Durante la siguiente hora Alma descubrió uno de los fallos de Johnny: era demasiado optimista. Habían bajado por la pasarela y tomado posiciones en las letras correspondientes, pero el único equipaje que estaba allí era el de los camarotes. El Lanchester seguía en la bodega. De todos modos disfrutó de la escena, del crujir de los cabrestantes, el pulsar de las dinamos, los gritos de los hombres.

—¿Todavía esperando?

Se volvió y encontró a Walter de pie junto a ella.

—Vine a ver si te podía ayudar —explicó.

Alma estaba agradecida. Siempre la había tratado con bondad.

—Es que no ha llegado todo. Están esos baúles de Lydia.
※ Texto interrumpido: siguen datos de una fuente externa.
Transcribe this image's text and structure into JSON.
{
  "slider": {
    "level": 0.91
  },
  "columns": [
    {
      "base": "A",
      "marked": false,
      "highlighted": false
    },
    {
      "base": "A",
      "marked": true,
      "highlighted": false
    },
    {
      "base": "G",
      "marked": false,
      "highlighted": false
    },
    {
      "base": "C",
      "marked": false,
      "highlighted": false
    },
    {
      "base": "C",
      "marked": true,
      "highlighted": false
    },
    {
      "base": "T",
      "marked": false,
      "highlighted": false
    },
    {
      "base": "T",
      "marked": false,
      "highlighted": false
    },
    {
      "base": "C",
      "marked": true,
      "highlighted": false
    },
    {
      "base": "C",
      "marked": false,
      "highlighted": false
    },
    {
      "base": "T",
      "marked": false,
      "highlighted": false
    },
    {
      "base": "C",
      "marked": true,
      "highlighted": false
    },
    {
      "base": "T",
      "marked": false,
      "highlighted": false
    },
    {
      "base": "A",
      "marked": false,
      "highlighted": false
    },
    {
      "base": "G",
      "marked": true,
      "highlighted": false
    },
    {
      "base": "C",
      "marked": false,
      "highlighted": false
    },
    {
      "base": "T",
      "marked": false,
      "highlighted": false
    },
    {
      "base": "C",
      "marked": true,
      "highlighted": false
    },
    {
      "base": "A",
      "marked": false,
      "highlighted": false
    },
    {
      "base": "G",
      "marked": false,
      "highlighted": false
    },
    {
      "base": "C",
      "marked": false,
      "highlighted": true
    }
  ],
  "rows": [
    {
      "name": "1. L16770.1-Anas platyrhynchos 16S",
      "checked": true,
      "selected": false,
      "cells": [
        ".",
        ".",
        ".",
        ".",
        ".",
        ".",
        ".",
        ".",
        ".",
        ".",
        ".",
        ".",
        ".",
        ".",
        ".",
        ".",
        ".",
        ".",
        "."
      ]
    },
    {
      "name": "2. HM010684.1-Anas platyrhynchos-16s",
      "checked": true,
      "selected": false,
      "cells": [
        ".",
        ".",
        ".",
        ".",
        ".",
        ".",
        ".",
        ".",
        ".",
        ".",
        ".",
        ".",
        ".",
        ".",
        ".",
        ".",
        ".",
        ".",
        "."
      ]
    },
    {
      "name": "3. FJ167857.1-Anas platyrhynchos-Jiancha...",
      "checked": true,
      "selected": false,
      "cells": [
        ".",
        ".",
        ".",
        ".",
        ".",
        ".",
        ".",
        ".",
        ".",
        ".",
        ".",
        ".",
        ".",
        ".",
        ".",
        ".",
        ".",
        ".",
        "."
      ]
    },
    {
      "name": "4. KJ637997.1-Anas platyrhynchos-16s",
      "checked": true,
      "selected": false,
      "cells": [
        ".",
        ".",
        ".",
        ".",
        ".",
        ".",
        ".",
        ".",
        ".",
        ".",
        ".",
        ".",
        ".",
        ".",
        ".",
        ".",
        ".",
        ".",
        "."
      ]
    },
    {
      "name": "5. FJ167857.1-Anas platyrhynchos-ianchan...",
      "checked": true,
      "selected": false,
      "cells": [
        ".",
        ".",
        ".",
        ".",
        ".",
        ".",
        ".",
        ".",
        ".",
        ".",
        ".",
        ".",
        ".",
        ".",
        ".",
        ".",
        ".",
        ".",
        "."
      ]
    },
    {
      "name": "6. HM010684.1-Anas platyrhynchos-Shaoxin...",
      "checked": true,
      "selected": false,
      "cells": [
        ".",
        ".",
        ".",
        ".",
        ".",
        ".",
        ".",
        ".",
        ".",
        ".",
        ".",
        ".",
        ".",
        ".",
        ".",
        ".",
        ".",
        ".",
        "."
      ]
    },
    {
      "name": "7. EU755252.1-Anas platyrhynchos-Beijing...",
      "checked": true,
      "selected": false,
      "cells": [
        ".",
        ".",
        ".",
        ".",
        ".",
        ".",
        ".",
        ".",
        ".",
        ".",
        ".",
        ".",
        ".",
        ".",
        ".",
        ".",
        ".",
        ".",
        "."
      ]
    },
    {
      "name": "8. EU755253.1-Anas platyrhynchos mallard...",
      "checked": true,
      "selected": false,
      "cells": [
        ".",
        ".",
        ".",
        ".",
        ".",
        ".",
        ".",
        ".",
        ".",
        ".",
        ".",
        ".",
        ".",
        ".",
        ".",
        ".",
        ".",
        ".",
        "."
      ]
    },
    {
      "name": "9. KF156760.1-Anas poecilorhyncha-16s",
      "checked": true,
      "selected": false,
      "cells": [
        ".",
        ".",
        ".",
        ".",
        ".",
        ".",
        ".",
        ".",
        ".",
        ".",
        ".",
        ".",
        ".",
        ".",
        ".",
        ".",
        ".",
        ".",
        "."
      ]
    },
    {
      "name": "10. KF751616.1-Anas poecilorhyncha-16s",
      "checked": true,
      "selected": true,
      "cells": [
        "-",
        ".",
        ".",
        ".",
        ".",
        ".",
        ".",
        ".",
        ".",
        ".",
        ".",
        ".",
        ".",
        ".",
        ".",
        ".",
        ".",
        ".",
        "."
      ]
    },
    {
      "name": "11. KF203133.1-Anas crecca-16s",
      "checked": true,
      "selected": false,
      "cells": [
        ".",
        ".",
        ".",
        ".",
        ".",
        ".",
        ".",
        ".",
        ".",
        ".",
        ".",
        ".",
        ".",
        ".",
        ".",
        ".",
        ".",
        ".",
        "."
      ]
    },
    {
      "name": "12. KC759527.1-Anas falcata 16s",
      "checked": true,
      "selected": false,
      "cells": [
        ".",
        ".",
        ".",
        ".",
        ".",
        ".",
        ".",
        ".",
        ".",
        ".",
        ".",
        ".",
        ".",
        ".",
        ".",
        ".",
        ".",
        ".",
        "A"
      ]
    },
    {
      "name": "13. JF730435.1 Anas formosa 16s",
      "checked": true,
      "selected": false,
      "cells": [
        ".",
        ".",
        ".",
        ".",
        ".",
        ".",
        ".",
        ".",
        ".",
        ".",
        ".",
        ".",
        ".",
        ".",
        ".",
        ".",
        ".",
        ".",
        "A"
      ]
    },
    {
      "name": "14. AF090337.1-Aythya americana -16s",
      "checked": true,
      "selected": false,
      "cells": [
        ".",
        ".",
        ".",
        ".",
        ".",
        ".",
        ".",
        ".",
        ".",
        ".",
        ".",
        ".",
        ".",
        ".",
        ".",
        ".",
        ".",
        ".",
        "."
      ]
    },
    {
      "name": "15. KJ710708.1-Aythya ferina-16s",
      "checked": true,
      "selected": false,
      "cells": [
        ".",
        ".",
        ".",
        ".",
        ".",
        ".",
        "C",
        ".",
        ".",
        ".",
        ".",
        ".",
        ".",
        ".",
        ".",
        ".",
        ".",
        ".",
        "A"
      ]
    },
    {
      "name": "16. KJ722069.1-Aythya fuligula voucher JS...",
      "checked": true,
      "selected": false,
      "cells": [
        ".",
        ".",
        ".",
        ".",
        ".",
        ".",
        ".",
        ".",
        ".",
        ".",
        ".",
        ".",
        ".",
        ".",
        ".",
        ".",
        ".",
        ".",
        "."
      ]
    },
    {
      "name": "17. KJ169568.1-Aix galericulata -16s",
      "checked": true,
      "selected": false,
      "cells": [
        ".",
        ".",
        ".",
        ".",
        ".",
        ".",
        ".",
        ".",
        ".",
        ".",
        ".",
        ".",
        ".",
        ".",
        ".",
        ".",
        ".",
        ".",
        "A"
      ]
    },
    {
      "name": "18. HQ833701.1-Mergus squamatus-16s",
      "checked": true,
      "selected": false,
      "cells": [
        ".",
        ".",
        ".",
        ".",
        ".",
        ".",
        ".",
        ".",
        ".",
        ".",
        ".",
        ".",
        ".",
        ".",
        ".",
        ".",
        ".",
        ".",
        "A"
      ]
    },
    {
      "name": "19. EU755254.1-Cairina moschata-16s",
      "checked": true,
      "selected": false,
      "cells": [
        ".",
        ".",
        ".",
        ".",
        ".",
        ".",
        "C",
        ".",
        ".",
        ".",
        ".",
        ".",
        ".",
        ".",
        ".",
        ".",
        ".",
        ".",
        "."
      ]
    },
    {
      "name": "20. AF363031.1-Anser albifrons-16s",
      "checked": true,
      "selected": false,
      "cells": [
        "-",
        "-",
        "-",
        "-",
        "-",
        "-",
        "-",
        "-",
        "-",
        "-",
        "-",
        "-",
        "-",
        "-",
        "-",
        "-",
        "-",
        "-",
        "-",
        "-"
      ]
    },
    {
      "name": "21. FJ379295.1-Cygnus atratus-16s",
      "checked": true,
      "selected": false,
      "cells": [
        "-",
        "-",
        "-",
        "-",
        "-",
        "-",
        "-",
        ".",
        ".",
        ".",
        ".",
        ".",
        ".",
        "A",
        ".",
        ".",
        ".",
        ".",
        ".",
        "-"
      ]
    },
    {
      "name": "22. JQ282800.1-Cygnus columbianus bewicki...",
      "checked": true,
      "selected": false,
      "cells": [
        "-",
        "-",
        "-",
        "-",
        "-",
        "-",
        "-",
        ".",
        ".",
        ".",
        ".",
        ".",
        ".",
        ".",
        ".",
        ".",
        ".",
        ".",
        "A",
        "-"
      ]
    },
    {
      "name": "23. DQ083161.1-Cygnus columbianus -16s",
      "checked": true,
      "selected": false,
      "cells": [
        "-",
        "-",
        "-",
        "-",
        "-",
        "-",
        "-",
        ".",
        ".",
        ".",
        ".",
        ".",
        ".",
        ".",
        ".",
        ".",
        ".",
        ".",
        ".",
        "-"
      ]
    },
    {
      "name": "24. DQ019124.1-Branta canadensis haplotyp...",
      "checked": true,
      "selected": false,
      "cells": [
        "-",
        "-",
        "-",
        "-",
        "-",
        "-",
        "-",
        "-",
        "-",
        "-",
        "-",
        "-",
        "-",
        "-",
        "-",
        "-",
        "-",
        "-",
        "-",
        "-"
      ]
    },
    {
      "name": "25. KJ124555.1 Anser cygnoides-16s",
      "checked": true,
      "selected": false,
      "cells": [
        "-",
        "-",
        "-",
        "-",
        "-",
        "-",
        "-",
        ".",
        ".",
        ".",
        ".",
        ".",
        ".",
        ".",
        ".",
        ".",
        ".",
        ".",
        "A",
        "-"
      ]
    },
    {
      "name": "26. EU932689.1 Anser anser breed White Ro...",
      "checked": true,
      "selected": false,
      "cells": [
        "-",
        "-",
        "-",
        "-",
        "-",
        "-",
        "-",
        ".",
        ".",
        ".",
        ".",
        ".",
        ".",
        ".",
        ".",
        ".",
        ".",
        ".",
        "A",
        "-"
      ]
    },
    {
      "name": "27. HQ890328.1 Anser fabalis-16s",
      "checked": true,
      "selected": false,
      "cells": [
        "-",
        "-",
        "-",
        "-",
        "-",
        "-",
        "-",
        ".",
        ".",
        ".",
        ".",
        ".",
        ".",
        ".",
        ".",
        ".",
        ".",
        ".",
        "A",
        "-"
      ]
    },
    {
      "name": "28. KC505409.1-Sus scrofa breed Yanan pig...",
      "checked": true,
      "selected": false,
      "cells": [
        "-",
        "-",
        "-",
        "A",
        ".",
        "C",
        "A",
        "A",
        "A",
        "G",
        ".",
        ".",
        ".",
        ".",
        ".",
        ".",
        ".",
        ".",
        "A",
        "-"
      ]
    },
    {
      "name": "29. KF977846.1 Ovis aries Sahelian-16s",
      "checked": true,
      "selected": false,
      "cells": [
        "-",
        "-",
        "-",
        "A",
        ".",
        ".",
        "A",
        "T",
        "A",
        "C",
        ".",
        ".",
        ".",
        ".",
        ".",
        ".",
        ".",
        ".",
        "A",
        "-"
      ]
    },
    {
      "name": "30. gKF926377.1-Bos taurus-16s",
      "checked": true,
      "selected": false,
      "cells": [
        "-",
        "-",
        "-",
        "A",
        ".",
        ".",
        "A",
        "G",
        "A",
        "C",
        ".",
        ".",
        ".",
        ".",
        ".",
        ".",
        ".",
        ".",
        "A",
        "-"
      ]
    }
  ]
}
—Tres —confirmó Walter—. Están allí.

Estaban en un lugar adonde no había mirado, unos metros más allá de la letra B. Walter llamó a un mozo y los hizo colocar junto a las cosas que Alma había dejado. Luego consiguió un vista para revisarlos. Mientras lo hacían, vieron cómo bajaban el Lanchester de la bodega número 2 en el otro extremo. Parecía muy frágil suspendido sobre el muelle, pero lo apoyaron sin problema y Johnny se acercó para controlar que sacaran el aparejo sin dañar la brillante carrocería.

—Vamos —dijo Walter—. Llevemos el equipaje de mano.

—¿Y tu equipaje?

—Puede esperar. Tengo que volver a subir a bordo para ver al capitán —levantó una maleta y acompañó a Alma por entre las numerosas pilas de equipaje hasta donde habían descargado los coches. Johnny estaba inspeccionando el suyo para ver que no tuviera rayaduras.

—Es muy amable de su parte, inspector.

—No es nada —sonrió Walter—. ¿La pongo en el portaequipajes?

—Déjelo, hombre todavía tengo que abrirlo —Johnny buscaba la llave en su bolsillo.

—No es necesario —replicó Walter—. Creo que lo encontrará abierto —agarró la manija y levantó la tapa.

—¿Qué demonios…? —exclamó Johnny sorprendido.

Dentro y medio oculto por una frazada, estaba Livy Cordell. Se sentó parpadeando por el sol.

—Supuse que sería usted, inspector —saludó con resignación.

Pero Walter miraba a Alma y era difícil decir si su sonrisa era de satisfacción o de sorpresa.